3. The idea for the scoring talent portion comes from Eric Tuslky (http://www.sbnation.com/nhl/2013/12/12/5114366/nhl-stats-shot-quality-player-evaluation). Even after accounting for all of the contextual factors, many players still constantly exceed their projected scoring numbers due to their skill set (ex. fast release/especially accurate).

• Looked at Figure 1 again. The legend is in a different order than the lines on the graph and somehow my mind crossed them when reading it. Obvious error on my part there.

On the scoring talent thing, though, I still think the method has problems. If you’re giving a player credit for shot location AND S%, you’re crediting (or penalising) players twice. Shot location is a major element of S%, so you need to figure out not just if a person shoot for a high %, but if they shoot for a higher % than expected given their locations (otherwise you’re counting the same data twice).

The Tulsky article you linked to doesn’t say anything about the particular elements you chose, it just says that there’s a small element of repeatability to shot delta. Note that among his conclusions is this sentence: “The shot quality factor just appears to add more noise than value over sample sizes of ~82 games, which is why these metrics have never really caught on.”

This bit, from Tulsky, especially as it relates to predictability at the team level, still seems accurate: “I like the simplicity of just using shot differential for my writing — it’s very nearly as precise and much simpler to explain.” The gap between xGF and CF at the team level seems pretty minor to me (enormously smaller than the gap between CF and GF).

7. I’m with draglikepull on this one. Unless there’s research that I’m missing, what’s not factored is how much affect the % of shots from the various danger zones has on the shooting % of the individual players.
So, for example, two players with a difference in sh% that can be entirely explained by ratio of HD/MD/LD shots, by this model appear to be credited with a natural shooting ability that actually doesn’t exist in reality, no?

8. I haven’t had a chance to read beyond Part 1 yet but great work from I’ve gone through so far.

The one thing that caught my attention though was the rationale that a shot attempted from a player’s strong side improves the likelihood of scoring.

Matt Cane presented some interesting research at the Pittsburgh Analytics Conference that seemed to conclude the opposite. Here is a link to the slides from his research:

• I believe we are referring the same thing. We just used different words.
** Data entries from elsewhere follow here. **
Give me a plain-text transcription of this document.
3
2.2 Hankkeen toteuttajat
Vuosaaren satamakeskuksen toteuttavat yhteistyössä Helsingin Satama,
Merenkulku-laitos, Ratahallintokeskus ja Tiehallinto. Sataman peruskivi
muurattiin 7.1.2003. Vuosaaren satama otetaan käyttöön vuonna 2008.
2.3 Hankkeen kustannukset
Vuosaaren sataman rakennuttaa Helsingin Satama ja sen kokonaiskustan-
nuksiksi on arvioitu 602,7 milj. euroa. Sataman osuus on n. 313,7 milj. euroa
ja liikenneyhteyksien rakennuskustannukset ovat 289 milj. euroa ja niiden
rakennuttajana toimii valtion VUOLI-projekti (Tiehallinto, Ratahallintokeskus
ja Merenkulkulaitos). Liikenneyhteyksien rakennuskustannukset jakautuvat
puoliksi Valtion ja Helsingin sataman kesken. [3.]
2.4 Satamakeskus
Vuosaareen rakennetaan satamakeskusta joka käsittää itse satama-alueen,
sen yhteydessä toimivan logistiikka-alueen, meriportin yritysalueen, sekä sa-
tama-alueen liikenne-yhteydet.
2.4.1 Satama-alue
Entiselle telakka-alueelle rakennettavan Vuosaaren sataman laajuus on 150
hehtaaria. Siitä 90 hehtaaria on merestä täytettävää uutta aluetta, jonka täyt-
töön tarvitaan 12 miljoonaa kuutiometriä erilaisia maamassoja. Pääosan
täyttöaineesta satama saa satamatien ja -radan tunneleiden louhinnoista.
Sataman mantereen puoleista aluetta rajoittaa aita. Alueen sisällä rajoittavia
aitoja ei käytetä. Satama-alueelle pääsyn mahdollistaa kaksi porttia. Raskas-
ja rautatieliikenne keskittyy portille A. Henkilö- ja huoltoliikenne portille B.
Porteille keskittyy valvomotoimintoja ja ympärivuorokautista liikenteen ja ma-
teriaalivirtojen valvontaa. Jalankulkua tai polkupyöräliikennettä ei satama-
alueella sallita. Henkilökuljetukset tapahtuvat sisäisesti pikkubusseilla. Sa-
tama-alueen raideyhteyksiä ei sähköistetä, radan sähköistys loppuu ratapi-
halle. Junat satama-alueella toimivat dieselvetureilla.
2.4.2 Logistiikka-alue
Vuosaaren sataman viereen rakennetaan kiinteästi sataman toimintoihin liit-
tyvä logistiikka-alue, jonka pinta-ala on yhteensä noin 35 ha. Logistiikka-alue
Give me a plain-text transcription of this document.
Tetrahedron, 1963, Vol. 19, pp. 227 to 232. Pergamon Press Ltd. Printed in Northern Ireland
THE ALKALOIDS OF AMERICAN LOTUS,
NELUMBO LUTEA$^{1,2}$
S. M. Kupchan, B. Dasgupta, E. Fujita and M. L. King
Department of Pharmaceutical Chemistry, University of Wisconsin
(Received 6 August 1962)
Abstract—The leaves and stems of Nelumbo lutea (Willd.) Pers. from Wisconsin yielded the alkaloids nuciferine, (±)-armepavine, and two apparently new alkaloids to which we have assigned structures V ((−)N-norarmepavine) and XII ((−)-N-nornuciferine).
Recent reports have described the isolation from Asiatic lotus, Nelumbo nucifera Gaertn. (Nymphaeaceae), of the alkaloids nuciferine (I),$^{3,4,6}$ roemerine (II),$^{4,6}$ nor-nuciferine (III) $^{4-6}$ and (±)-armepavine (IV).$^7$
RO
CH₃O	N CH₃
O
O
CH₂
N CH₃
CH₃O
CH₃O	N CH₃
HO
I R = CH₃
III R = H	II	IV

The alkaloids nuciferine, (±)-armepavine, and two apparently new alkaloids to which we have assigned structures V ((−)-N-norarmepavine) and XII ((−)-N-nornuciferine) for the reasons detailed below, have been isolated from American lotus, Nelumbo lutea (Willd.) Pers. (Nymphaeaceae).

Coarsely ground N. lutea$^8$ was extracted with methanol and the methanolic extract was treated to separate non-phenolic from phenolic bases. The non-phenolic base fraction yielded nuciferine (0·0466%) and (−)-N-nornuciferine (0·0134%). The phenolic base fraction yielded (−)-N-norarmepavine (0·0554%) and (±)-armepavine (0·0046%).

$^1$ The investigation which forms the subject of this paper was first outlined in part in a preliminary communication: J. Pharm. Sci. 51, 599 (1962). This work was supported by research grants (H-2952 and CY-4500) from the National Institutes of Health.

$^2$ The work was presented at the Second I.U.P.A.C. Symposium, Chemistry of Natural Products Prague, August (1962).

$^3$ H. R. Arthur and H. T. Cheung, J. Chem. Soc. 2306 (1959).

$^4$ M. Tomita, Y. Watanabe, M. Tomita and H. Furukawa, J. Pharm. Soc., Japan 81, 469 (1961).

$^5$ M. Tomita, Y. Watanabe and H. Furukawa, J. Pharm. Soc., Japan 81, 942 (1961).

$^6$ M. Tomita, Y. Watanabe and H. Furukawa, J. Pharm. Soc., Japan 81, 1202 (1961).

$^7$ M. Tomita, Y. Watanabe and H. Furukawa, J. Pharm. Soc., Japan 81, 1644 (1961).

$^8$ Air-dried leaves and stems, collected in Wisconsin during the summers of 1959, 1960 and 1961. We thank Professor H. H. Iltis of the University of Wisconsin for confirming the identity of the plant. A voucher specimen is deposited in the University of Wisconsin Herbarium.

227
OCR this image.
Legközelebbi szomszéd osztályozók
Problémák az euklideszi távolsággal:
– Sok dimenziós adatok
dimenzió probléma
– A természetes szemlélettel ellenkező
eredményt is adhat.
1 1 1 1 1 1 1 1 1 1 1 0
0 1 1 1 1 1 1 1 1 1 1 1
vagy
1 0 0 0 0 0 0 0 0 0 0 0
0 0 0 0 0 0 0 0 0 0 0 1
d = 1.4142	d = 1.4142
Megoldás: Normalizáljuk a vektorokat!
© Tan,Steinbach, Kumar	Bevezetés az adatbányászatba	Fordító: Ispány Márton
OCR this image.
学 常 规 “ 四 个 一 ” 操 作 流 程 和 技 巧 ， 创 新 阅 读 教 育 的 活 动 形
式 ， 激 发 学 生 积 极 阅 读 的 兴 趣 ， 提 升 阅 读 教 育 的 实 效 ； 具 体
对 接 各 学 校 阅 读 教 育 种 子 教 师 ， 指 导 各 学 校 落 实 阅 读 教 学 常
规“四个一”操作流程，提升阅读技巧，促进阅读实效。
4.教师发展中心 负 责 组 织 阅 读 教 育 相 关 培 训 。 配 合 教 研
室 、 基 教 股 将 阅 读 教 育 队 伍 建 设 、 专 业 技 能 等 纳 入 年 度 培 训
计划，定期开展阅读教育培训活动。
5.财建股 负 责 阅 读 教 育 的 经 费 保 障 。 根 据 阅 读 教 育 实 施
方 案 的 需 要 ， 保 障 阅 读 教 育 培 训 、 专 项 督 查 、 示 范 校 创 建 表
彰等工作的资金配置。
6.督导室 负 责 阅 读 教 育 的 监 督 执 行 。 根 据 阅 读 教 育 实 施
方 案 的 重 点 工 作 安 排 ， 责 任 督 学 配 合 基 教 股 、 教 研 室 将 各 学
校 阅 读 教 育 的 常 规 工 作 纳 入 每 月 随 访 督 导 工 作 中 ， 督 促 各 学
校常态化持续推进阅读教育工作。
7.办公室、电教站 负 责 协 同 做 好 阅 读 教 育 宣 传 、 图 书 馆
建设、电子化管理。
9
My On/Off Wing variable does in fact indicate something like the “Ovi shot” would have a higher likelihood of resulting in a goal.

9. I am a fan of the analysis however to better include average nhl fans ability to comprehend this artical I believe you need to expand the “glossary” of terms and abbreviations that are used in the formulas provide. I believe this will enhance the general fans understanding of the means of proofing of the stats found. Over all great artical but a little “heady”

10. Nice work, though I do find it strange how from 2012-2014 NJ was projected to be a great team but their final GF%s were way off. Can you think of any reason why that might be the case?